Denmark Tech Joins First-of-its-Kind National Network of Historically Black and Predominantly Black Community Colleges

Denmark Technical College announced that it has been selected by national nonprofit Complete College America to join a first-of-its-kind national network of 22 Historically Black Community Colleges (HBCCs) and Predominantly Black Community Colleges (PBCCs) across eight states. As a member of the PBCC-HBCC Network, Denmark Technical College will work with leaders from predominantly Black community colleges across the country to share research and best practices to strengthen the career and economic outcomes of community college students of color. 

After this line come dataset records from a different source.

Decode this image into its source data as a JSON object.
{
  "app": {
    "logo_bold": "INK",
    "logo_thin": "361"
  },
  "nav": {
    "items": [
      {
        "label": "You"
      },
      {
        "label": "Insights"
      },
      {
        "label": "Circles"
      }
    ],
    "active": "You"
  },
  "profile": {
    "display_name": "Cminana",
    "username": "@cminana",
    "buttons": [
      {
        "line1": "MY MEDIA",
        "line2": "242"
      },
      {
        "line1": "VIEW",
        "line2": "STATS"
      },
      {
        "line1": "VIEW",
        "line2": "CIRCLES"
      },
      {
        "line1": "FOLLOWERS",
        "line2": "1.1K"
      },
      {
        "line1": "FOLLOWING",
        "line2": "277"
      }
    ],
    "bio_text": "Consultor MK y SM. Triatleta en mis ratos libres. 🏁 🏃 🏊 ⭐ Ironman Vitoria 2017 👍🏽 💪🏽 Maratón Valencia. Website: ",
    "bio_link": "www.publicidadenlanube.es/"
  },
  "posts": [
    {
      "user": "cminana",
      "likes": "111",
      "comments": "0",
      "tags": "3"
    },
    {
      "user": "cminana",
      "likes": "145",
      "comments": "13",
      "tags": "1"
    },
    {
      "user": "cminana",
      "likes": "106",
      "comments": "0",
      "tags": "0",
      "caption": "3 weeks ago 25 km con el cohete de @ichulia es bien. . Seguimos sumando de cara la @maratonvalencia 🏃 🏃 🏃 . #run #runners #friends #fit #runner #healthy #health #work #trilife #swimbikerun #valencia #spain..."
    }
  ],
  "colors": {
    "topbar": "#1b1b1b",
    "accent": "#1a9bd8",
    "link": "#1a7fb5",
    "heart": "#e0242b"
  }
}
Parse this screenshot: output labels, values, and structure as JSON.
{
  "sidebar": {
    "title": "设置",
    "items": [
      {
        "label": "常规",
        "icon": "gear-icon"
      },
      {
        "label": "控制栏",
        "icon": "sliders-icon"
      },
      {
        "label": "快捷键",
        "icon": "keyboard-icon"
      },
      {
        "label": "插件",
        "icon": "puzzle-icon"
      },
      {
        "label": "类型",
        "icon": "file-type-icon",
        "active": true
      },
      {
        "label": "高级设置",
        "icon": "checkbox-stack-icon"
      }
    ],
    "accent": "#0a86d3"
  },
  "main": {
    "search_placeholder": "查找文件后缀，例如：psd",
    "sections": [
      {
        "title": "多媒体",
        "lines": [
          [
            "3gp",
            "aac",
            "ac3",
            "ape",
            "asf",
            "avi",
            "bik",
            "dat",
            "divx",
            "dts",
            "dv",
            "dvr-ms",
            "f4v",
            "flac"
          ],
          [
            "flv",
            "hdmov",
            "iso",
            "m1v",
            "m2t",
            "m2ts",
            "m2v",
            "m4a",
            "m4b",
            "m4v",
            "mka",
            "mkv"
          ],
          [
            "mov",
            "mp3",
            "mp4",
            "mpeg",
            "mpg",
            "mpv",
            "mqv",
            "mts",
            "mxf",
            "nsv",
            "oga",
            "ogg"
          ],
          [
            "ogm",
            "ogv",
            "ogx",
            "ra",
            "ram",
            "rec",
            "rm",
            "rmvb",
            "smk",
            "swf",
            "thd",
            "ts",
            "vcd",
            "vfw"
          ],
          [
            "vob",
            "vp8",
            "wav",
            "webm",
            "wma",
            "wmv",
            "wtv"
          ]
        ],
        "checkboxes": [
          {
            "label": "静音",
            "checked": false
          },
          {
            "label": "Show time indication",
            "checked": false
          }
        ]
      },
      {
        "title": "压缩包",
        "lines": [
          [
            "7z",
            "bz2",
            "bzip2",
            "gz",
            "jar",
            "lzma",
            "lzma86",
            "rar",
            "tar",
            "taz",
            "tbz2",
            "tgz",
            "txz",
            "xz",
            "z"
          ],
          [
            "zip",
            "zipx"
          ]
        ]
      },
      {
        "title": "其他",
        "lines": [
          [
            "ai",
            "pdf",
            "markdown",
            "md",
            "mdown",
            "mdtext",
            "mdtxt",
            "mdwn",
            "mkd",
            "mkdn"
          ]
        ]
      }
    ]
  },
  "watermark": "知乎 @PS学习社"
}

“As a nation we have reached a crisis point in falling college graduation rates. As a small, rural, two-year HBCU, the challenges our adult students face are amplified in their pursuit of a higher education. We’re excited to be one of the twenty-two predominantly Black community colleges chosen by Complete College America for this innovative program. We look forward to partnering as we work to improve career outcomes for our adult learners,” said Dr. Willie L. Todd Jr., Denmark Technical College President.  

Nationally, there are 12 historically Black community colleges and 49 predominantly Black community colleges. Under the definition created by the federal government in 2008, PBCCs enroll at least 40% of African American students and at least 50% of students from under-resourced households or first-generation students, and cost less for full-time undergraduate students than similar institutions. HBCCs are defined as institutions with a historical mission of serving Black students that predates the 1964 Civil Rights Act. 

Over two years, Denmark Tech will work with a team of experts from Complete College America and other members of the PBCC-HBCC Network to identify and respond to the needs of adult learners of color. Initially launched in August 2021, the project focuses on the connection between educational experiences and career outcomes of Black students. 

As a member of the network, Denmark Tech will assess current degree programs to identify courses and competencies that lead to credentials of value and are aligned with the needs of employers. Experts will also work to identify best practices around career and academic advising and wraparound supports to help meet students’ basic needs—such as access to nutrition, housing, and affordable transportation. 

Research, evaluation, and the identification of best practices will be at the core of the PBCC-HBCC Network’s efforts. After the project, Denmark Tech will share baseline data on their progress toward eliminating differences in educational outcomes by race and age at their respective institutions. CCA and members of the Network will use the research and insights uncovered through the project to inform state and federal policy recommendations to better support students attending PBCCs and HBCCs. 

The members of the PBCC-HBCC Network include: 

  • Alabama: Bishop State Community College, Chattahoochee Valley Community College, Gadsden State Community College, H. Councill Trenholm State Community College, J.F. Drake State Community and Technical College, Lawson State Community College, Shelton State Community College, Wallace Community College Selma 
  • Arkansas: Arkansas State University Mid-South, Southeast Arkansas College, University of Arkansas- Pulaski Technical College 
  • Georgia: Atlanta Metropolitan State College 
  •  Illinois: Olive-Harvey College (City Colleges of Chicago) 
  • Louisiana: Baton Rouge Community College, Delgado Community College, Southern University at Shreveport 
  • Massachusetts: Roxbury Community College 
  • Michigan: Wayne County Community College District 
  • South Carolina: Central Carolina Technical College, Denmark Technical College Northeastern Technical College, Orangeburg-Calhoun Technical College 

“For the first time ever, we are bringing together this critical–and overlooked—set of institutions to not only enhance their impact and effectiveness but also expand the national evidence base on supporting community college students of color,” said Dr. Nia Haydel, vice president of alliance engagement and institutional transformation at CCA. “The creation of this network will elevate the powerful contributions that HBCCs and PBCCs make in supporting social and economic mobility for Black Americans, particularly those in underserved communities.”